ECLI:NL:OGEAA:2019:116

Gerecht in Eerste Aanleg van Aruba

Datum uitspraak
13 februari 2019
Publicatiedatum
11 maart 2019
Zaaknummer
1644 van 2017/AUA201701888
Instantie
Gerecht in Eerste Aanleg van Aruba
Type
Uitspraak
Rechtsgebied
Civiel recht
Procedures
  • Eerste aanleg - enkelvoudig
Rechters
  • A.H.M. van de Leur
Vindplaatsen
  • Rechtspraak.nl
AI samenvatting door LexboostAutomatisch gegenereerd

Verdeling van de huwelijksgoederengemeenschap na echtscheiding

In deze zaak, die werd behandeld door het Gerecht in Eerste Aanleg van Aruba, ging het om de verdeling van de huwelijksgoederengemeenschap tussen twee partijen na hun echtscheiding. Het huwelijk van de partijen was op 2 november 2015 beëindigd, en de echtscheidingsbeschikking was op 5 oktober 2015 ingeschreven in het openbare register. De partijen, eiseres en gedaagde, waren verschenen met hun respectieve advocaten, mr. N.S. Gravenstijn en mr. C.J. Hart, en hebben hun standpunten toegelicht tijdens de zitting op 29 oktober 2018.

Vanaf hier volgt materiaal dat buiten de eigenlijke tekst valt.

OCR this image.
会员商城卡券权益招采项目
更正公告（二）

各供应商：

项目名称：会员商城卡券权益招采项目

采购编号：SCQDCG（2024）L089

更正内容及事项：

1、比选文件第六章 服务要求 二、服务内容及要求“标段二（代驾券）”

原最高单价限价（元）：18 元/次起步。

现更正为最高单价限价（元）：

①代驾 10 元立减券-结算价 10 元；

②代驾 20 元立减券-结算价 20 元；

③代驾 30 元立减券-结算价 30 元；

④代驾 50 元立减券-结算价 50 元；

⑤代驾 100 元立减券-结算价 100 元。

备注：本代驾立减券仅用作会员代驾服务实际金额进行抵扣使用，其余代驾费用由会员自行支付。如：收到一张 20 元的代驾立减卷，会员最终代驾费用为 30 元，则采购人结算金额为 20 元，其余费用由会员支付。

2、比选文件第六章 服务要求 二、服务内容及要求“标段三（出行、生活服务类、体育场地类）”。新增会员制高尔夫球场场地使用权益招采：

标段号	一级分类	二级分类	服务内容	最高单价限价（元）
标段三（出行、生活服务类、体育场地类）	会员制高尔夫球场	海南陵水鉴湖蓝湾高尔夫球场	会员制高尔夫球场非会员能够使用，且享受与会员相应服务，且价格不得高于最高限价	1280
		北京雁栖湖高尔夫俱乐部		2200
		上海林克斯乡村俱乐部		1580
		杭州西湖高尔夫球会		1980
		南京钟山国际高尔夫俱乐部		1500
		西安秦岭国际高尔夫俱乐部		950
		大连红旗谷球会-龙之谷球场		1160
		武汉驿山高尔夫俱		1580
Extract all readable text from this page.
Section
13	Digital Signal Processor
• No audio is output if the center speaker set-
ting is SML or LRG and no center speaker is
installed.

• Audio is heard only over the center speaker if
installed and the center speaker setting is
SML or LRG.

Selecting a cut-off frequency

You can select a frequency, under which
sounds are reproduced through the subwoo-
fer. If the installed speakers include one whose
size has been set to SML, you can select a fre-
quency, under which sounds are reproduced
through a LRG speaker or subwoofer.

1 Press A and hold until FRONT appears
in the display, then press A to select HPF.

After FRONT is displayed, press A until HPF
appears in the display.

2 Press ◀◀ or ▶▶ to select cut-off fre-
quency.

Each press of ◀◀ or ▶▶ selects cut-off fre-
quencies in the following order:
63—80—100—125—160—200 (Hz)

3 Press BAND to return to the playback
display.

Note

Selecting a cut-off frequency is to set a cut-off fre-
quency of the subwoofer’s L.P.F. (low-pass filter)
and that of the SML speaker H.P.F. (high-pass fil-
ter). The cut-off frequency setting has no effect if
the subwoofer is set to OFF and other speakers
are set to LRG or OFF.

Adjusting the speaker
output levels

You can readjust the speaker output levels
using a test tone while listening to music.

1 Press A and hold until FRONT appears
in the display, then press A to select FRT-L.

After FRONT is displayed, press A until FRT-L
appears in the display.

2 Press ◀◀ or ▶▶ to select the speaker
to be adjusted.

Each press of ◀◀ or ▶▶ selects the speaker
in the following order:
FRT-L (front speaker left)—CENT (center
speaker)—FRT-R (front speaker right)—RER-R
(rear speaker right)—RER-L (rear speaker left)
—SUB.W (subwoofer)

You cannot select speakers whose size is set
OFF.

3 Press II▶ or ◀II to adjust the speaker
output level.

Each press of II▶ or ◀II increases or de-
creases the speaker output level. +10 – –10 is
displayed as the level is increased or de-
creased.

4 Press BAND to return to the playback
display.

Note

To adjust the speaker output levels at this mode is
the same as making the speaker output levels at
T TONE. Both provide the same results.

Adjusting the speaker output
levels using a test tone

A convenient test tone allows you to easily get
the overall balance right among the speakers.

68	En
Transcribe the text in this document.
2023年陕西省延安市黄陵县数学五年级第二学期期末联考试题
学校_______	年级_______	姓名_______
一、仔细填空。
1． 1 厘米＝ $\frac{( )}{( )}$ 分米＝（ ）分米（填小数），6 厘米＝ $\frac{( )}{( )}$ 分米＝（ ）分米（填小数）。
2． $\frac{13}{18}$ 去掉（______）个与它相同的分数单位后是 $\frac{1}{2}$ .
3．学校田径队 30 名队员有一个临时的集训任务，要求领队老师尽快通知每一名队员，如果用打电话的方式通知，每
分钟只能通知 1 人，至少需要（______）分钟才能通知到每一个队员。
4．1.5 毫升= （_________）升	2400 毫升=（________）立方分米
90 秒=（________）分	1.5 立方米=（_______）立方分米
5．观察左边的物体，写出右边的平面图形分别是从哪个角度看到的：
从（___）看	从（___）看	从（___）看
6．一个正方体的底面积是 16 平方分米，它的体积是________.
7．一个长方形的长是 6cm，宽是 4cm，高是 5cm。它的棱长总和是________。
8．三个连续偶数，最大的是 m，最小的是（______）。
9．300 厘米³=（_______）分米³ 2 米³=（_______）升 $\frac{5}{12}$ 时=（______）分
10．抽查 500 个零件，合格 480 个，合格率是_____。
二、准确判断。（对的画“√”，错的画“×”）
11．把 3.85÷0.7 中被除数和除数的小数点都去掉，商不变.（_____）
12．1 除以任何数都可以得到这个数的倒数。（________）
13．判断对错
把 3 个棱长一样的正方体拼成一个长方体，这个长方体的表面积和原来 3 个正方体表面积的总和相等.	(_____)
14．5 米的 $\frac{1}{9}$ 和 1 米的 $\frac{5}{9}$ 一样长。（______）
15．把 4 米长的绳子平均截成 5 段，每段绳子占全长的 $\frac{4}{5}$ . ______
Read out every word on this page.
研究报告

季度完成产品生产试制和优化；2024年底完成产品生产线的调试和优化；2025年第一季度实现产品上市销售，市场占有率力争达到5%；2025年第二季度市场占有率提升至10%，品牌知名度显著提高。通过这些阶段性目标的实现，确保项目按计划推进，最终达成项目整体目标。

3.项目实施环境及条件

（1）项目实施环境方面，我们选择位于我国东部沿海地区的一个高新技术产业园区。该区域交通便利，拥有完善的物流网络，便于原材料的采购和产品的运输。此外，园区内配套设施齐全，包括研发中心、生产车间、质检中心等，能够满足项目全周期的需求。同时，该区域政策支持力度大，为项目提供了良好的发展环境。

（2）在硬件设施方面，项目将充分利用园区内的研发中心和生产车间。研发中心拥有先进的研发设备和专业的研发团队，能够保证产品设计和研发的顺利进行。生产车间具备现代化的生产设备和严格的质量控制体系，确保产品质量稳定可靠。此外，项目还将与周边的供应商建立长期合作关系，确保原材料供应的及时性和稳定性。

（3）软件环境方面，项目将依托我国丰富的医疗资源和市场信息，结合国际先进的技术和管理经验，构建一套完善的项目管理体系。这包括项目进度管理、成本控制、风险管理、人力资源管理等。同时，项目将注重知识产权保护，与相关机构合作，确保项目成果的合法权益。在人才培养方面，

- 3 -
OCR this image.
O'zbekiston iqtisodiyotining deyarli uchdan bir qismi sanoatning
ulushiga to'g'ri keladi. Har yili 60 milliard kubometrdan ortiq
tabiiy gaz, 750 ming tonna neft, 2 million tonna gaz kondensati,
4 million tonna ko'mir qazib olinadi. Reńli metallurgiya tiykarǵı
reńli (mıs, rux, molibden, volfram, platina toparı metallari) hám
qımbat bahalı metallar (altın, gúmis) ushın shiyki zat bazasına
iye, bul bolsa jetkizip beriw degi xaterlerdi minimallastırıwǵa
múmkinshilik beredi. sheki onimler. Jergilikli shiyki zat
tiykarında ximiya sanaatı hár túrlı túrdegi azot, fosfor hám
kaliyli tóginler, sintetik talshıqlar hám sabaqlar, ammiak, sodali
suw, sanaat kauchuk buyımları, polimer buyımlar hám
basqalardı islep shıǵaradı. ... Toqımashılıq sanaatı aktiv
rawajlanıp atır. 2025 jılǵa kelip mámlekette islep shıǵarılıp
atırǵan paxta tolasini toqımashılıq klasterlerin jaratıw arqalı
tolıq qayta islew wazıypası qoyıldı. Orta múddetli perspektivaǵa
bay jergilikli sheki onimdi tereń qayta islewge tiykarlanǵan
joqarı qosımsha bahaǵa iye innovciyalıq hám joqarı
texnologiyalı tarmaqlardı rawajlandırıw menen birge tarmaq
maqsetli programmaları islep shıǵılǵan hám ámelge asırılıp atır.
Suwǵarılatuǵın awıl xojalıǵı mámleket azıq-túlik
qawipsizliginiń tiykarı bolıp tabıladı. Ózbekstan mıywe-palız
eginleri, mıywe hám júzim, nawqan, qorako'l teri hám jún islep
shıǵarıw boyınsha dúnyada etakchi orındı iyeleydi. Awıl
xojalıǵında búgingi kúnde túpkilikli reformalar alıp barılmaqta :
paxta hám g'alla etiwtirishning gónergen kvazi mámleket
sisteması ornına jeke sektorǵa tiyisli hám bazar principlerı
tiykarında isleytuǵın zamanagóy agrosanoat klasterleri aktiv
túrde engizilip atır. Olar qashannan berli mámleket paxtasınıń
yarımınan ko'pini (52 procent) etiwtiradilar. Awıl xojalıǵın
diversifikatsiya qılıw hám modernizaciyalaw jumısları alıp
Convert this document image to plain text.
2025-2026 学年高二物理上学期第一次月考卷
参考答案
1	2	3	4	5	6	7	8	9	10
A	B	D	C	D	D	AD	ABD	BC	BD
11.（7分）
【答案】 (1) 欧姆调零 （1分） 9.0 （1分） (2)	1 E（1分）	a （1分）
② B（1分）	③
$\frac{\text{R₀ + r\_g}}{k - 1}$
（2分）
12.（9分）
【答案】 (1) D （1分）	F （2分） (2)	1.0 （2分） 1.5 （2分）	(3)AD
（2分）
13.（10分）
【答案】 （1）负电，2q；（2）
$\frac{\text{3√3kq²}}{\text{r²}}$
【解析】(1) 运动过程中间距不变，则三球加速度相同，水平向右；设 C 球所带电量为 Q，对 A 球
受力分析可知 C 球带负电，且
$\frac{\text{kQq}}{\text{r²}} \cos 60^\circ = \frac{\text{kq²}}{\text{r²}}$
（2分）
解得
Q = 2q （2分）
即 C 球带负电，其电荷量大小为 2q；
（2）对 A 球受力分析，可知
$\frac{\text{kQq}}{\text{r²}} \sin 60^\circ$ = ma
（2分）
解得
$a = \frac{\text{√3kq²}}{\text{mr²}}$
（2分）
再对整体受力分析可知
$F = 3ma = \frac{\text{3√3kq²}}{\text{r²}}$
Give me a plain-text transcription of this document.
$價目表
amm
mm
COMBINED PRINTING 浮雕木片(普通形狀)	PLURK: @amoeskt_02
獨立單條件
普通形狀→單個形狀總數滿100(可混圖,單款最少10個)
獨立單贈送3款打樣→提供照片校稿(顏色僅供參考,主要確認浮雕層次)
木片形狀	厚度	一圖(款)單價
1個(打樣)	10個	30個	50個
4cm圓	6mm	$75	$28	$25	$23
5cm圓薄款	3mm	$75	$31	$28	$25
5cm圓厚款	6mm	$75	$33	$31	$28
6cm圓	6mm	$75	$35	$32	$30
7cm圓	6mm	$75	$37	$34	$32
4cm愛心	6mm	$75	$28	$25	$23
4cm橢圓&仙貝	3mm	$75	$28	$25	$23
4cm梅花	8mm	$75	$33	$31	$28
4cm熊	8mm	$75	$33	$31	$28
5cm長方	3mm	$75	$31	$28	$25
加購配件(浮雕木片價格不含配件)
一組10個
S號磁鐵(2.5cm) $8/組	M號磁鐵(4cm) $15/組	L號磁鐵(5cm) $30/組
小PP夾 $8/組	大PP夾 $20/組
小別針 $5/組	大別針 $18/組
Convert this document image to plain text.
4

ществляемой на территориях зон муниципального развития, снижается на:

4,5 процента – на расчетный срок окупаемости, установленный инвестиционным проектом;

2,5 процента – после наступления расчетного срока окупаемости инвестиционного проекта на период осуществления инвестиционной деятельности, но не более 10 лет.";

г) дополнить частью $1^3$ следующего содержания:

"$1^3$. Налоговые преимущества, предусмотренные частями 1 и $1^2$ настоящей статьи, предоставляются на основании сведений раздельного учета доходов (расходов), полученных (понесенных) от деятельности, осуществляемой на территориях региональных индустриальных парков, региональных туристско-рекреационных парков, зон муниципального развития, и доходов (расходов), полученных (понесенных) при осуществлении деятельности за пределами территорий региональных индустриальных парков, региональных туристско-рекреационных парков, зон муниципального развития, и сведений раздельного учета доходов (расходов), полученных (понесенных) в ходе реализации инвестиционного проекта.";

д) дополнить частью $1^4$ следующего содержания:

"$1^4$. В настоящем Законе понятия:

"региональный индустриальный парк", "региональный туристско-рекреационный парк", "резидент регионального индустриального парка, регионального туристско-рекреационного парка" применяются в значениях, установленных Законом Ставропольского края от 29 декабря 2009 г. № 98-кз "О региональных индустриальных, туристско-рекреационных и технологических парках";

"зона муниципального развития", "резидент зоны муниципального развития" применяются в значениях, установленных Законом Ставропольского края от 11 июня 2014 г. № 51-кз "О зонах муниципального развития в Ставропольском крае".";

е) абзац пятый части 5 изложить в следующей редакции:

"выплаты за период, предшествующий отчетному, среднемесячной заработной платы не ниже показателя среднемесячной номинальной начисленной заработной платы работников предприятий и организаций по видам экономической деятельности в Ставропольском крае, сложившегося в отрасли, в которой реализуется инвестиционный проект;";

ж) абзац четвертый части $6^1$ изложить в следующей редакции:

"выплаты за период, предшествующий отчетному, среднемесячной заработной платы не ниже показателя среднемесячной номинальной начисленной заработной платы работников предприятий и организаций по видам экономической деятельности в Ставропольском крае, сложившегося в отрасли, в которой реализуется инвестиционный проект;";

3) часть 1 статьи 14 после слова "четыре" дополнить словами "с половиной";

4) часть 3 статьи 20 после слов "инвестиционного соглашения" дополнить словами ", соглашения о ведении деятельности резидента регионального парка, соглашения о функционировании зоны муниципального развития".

Het Gerecht heeft in zijn vonnis van 13 februari 2019 de verdeling van de ontbonden huwelijksgoederengemeenschap vastgesteld. De verdeling omvatte onder andere de toebedeling van verschillende auto’s, de verdeling van belastingrestituties en -schulden, en de toebedeling van onroerend goed. Het Gerecht heeft ook voorwaarden gesteld aan de toebedeling van de echtelijke woning, afhankelijk van de financiering die gedaagde zou verkrijgen.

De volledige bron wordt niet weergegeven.